Open Editor's Digest for free
Rula Khalaf, editor of the Financial Times, selects her favorite stories in this weekly newsletter.
Aid to Gaza remains near all-time lows a month after the United States announced it would not halt arms transfers to Israel because it had seen “some progress” in enabling humanitarian aid to reach the devastated Strip.
Washington said at the time that it expected Israel to improve conditions for Palestinians in the besieged Strip. But humanitarian officials say conditions have worsened, with looting nearly choking off supplies from the main aid arrival point, and Israeli forces killing Palestinians guarding convoys against theft.
About 1,700 trucks entered the Strip in the month ending December 12, according to UN data, just over 100 trucks compared to the previous month, when aid shipments reached their lowest level since the start of the Israeli war with Hamas.
“We have reached the point where we are lucky if we can get a semi-truck in,” said Louise Waterridge, UNRWA's senior emergency officer in Gaza. “People can't have a day where they just know: My family is going to eat.”
Central and southern Gaza, where most of the population now lives, faces increasing hunger. Desperate Palestinians overran bakeries, some even being crushed to death. Three people suffered from suffocation in an accident that occurred on November 29 while they were standing in a food queue in the central Gaza Strip.
Flour is so scarce that a bag costs $162, according to a joint report by more than a dozen aid organizations, including Save the Children and the International Rescue Committee, published on December 13.

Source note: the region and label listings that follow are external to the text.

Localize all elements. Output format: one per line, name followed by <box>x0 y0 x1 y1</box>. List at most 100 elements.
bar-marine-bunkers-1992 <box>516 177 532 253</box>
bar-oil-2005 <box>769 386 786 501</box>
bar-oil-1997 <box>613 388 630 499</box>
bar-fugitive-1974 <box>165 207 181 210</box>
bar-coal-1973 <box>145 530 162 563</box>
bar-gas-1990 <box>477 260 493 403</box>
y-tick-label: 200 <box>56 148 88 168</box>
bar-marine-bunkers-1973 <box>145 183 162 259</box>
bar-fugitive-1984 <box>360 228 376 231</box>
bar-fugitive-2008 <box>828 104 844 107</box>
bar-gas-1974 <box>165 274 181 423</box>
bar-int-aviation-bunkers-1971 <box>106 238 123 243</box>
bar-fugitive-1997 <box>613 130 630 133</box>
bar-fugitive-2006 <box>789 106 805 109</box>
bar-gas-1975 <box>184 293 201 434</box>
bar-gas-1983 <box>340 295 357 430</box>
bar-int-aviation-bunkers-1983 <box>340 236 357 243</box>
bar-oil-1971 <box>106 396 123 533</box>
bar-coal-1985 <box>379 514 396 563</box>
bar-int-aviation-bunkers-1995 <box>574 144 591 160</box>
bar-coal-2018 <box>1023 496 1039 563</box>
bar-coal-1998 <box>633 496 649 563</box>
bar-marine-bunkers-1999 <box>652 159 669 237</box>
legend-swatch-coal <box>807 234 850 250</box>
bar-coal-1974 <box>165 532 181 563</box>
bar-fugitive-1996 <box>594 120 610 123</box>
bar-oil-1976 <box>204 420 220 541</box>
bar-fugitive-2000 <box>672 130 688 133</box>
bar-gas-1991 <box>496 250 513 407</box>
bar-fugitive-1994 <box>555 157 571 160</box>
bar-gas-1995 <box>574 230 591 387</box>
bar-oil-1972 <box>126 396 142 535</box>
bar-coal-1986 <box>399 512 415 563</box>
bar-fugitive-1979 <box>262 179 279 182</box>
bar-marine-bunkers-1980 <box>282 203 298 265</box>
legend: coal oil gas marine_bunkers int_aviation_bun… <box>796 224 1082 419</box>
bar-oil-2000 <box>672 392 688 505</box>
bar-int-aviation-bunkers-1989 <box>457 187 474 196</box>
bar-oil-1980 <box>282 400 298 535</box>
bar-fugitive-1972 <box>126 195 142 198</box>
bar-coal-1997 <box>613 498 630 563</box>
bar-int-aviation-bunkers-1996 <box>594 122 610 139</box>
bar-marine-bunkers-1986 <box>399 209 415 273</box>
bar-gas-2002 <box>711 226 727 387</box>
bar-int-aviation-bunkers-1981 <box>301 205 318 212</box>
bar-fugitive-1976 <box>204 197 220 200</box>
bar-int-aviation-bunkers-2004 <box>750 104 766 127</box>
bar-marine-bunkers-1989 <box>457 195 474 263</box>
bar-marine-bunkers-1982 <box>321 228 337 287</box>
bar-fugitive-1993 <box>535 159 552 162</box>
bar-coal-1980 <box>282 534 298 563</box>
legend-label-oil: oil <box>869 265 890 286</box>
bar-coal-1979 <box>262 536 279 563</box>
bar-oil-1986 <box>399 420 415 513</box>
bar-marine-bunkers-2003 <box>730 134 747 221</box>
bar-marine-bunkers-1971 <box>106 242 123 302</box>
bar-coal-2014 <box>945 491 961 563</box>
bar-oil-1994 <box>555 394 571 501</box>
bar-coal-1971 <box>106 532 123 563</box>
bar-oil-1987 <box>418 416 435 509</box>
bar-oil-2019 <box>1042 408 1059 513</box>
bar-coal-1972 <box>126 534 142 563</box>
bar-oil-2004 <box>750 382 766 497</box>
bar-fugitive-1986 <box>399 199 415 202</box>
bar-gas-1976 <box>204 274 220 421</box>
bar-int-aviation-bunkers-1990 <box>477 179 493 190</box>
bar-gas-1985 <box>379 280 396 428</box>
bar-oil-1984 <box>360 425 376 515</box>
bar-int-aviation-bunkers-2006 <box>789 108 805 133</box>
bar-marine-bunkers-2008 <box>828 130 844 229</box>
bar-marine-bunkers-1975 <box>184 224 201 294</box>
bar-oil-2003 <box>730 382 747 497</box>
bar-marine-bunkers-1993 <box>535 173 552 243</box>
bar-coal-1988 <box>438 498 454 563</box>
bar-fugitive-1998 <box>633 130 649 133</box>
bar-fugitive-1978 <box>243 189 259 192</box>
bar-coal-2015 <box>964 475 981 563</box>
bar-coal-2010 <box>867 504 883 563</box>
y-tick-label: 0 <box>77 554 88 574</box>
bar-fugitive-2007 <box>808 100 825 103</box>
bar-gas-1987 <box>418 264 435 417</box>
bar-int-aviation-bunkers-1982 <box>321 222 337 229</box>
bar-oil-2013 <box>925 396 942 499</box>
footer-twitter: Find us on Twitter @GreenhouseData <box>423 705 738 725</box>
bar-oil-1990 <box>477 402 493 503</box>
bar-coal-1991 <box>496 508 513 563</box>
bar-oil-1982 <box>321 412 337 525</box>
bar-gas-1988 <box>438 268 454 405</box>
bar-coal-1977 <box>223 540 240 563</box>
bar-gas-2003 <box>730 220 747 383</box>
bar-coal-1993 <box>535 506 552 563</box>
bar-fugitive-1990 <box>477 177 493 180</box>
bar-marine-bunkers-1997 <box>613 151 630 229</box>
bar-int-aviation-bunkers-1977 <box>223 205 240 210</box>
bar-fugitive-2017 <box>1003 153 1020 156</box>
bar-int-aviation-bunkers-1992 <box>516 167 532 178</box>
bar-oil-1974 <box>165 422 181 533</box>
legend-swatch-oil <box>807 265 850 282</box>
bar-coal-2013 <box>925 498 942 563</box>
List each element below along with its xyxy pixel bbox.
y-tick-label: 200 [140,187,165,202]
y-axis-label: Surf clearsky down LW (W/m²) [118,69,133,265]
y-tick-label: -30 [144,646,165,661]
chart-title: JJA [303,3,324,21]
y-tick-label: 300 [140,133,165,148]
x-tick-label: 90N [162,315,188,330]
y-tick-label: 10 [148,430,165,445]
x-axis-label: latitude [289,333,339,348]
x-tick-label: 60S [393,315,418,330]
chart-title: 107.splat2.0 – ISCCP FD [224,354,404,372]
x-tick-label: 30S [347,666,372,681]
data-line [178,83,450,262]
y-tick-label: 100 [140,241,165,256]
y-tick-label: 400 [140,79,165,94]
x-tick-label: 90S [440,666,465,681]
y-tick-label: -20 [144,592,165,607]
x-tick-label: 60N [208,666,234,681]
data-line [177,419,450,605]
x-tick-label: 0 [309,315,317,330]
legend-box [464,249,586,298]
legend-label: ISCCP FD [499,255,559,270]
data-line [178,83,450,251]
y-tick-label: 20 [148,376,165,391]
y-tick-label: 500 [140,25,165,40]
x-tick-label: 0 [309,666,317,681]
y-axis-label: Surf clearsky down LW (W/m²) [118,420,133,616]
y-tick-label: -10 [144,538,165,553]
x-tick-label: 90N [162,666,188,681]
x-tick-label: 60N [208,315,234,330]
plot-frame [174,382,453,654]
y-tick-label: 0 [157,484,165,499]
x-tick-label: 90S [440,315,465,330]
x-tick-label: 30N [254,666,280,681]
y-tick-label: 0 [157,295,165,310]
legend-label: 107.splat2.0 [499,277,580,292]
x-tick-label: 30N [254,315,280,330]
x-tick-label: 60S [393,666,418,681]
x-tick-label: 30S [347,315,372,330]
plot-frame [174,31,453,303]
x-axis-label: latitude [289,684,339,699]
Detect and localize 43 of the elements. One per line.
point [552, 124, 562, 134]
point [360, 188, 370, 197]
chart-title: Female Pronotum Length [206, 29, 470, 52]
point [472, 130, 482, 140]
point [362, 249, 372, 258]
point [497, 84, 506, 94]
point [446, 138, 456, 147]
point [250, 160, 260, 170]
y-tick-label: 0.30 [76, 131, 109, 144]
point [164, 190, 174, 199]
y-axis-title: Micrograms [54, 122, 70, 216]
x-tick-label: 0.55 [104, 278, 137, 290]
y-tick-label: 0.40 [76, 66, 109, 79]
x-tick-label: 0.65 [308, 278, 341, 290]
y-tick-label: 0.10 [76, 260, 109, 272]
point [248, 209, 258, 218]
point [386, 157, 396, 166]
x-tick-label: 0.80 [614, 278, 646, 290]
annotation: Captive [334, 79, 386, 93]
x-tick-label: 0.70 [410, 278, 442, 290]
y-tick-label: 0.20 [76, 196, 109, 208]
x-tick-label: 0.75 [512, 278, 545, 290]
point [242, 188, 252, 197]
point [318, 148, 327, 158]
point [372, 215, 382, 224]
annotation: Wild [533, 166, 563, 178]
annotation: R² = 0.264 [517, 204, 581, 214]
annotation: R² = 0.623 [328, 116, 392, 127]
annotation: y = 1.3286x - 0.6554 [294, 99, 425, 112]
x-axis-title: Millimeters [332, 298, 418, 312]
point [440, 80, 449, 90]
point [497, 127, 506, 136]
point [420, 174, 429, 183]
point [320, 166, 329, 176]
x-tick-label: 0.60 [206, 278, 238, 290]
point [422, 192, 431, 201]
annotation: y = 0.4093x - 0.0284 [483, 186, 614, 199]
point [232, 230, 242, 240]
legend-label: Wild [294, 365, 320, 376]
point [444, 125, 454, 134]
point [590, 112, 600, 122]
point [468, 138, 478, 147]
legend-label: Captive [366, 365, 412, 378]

On October 13, the US secretaries of state and defense wrote to the Israeli government, which controls all crossings into Gaza, giving it 30 days to “increase all forms of humanitarian assistance” in the Strip and “immediately end the isolation of northern Gaza.” He warned that military aid could be at risk if conditions did not improve.
A month later, the United States said it would not withhold military aid, saying it had observed “some progress”, despite warnings from aid groups that conditions were deteriorating.
Aid workers said most of the few food items that enter the Strip are stolen because Israel only allows aid trucks to travel on roads where organized gangs are rampant.
Meanwhile, Israel regularly prevents or delays the arrival of humanitarian missions into Gaza, while rejecting or obstructing all UN attempts to deliver aid to the besieged north between November 13 and December 10, according to the report.
The United States pointed to Israel's opening of the Kissufim crossing into central Gaza as a sign of improvement, but only 67 trucks entered from there last month. Looting also hampered deliveries there.
“It is not enough for Israel to drop aid on the border and open one gate. “They need to open all land routes at once and ensure protection for the unrestricted aid response inside Gaza as well,” said Bushra Al-Khalidi, Oxfam’s policy officer.
UNRWA stopped aid transfers from the Kerem Shalom crossing, the main entry point for humanitarian aid into the south and central Gaza Strip, on 1 December after looting made work impossible. The World Food Program had already stopped transportation operations from the crossing.
A senior UN official told the Financial Times that subsequent US pressure may have prompted Israel to allow the organizations to take an alternative route into Gaza from Kerem Shalom.
Over the course of two days, aid convoys on the alternative route reached their destinations with almost unprecedented success, said four senior humanitarian officials and a Palestinian source familiar with transportation.
They said that a convoy of more than 100 trucks reached its destination without any of them being looted on Wednesday evening after community members lined the streets to protect aid from thieves.
But the next day, just before the third convoy set off, Israeli forces opened fire on Palestinians who were planning to provide protection for the trucks, four humanitarian officials and two Palestinian officials familiar with transportation matters said.
At least 20 people were killed, according to two aid workers. Only one truck out of more than 70 trucks in the convoy made it, while the rest were looted.
In response to questions about the incident, the Israeli army said it carried out raids on Hamas activists who intended to steal aid trucks.
The statement read: “The IDF continues to act meticulously against the Hamas terrorist organization and takes all measures to mitigate harm to uninvolved civilians, and. . . We will continue to work in accordance with international law to enable and facilitate the transfer of humanitarian aid to the residents of the Gaza Strip.”
The Israeli military body responsible for humanitarian affairs in Gaza, known as Cogat, did not respond to questions about humanitarian aid and looting.
Israel launched its attack on Gaza in response to a Hamas attack on October 7, during which the militants killed 1,200 people, according to Israeli officials, and took 250 hostage. Nearly 45,000 Palestinians were killed in the Israeli campaign, according to the Gaza Ministry of Health.
“Even our own staff depend on humanitarian aid,” Al-Khalidi said of Oxfam workers. . . My brother-in-law tells the children not to play or run so they don't get dizzy because they only eat one meal a day.